The judge also rejected the Amlongs’ claims that a polygraph proved Norelus lied about some things but had suffered sexual abuse.
“Even if the polygraph results did allay the Amlongs’ own well-founded fear about whether their client was telling the truth, those results could not have justified the belief, if they had one, that their client’s case had a snowball’s chance of making it to a favorable judgment,” Carnes wrote.
He added that polygraph is notoriously unreliable and does not support Norelus’ lawsuit, though it may prove that Norelus was abused at some point in her life.
Carnes stressed that the ruling does not threaten sanctions for attorneys who pursue a sexual harassment claim lacking in corroborating evidence.
In a dissenting opinion, Judge Gerald Tjoflat argued that the defendants should be responsible for the excessive costs because they could have disregarded the errata sheet.
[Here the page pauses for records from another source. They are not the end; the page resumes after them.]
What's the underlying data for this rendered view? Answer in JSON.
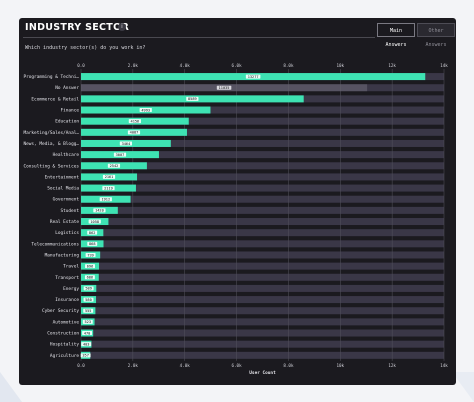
{
  "header": {
    "title": "INDUSTRY SECTOR",
    "info_icon": "i",
    "tabs": [
      {
        "label": "Main Answers",
        "active": true
      },
      {
        "label": "Other Answers",
        "active": false
      }
    ],
    "question": "Which industry sector(s) do you work in?"
  },
  "colors": {
    "bar": "#3ee3b3",
    "track": "#3a3747",
    "panel": "#1b1a1f"
  },
  "chart_data": {
    "type": "bar",
    "orientation": "horizontal",
    "xlabel": "User Count",
    "xlim": [
      0,
      14000
    ],
    "xticks": [
      0,
      2000,
      4000,
      6000,
      8000,
      10000,
      12000,
      14000
    ],
    "xtick_labels": [
      "0.0",
      "2.0k",
      "4.0k",
      "6.0k",
      "8.0k",
      "10k",
      "12k",
      "14k"
    ],
    "grid": true,
    "categories": [
      "Programming & Techni…",
      "No Answer",
      "Ecommerce & Retail",
      "Finance",
      "Education",
      "Marketing/Sales/Anal…",
      "News, Media, & Blogg…",
      "Healthcare",
      "Consulting & Services",
      "Entertainment",
      "Social Media",
      "Government",
      "Student",
      "Real Estate",
      "Logistics",
      "Telecommunications",
      "Manufacturing",
      "Travel",
      "Transport",
      "Energy",
      "Insurance",
      "Cyber Security",
      "Automotive",
      "Construction",
      "Hospitality",
      "Agriculture"
    ],
    "values": [
      13277,
      11035,
      8589,
      4993,
      4156,
      4087,
      3464,
      3007,
      2542,
      2161,
      2119,
      1912,
      1420,
      1058,
      862,
      868,
      739,
      696,
      686,
      589,
      580,
      555,
      523,
      470,
      403,
      357
    ],
    "value_labels": [
      "13277",
      "11035",
      "8589",
      "4993",
      "4156",
      "4087",
      "3464",
      "3007",
      "2542",
      "2161",
      "2119",
      "1912",
      "1420",
      "1058",
      "862",
      "868",
      "739",
      "696",
      "686",
      "589",
      "580",
      "555",
      "523",
      "470",
      "403",
      "357"
    ],
    "highlighted": [
      true,
      false,
      true,
      true,
      true,
      true,
      true,
      true,
      true,
      true,
      true,
      true,
      true,
      true,
      true,
      true,
      true,
      true,
      true,
      true,
      true,
      true,
      true,
      true,
      true,
      true
    ]
  }
}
Tjoflat said the errata merely amounted to communication rather than deposition testimony.
Carnes disagreed, pointing out that appeals courts cannot make new fact findings.
“Issues should not sprout like weeds in appellate opinions no matter how fertile the minds of the judges deciding the appeal,” Carnes wrote. “We could not reverse the district court based on the dissenting opinion’s new theory of the case, even if it had a factual basis, which it does not.”
The third judge on the appellate panel, U.S. District Judge Dudley Bowen of Georgia, wrote that he concurred with Carnes but declined to join in the 13 pages Carnes dedicated to tearing apart Tjoflat’s dissent.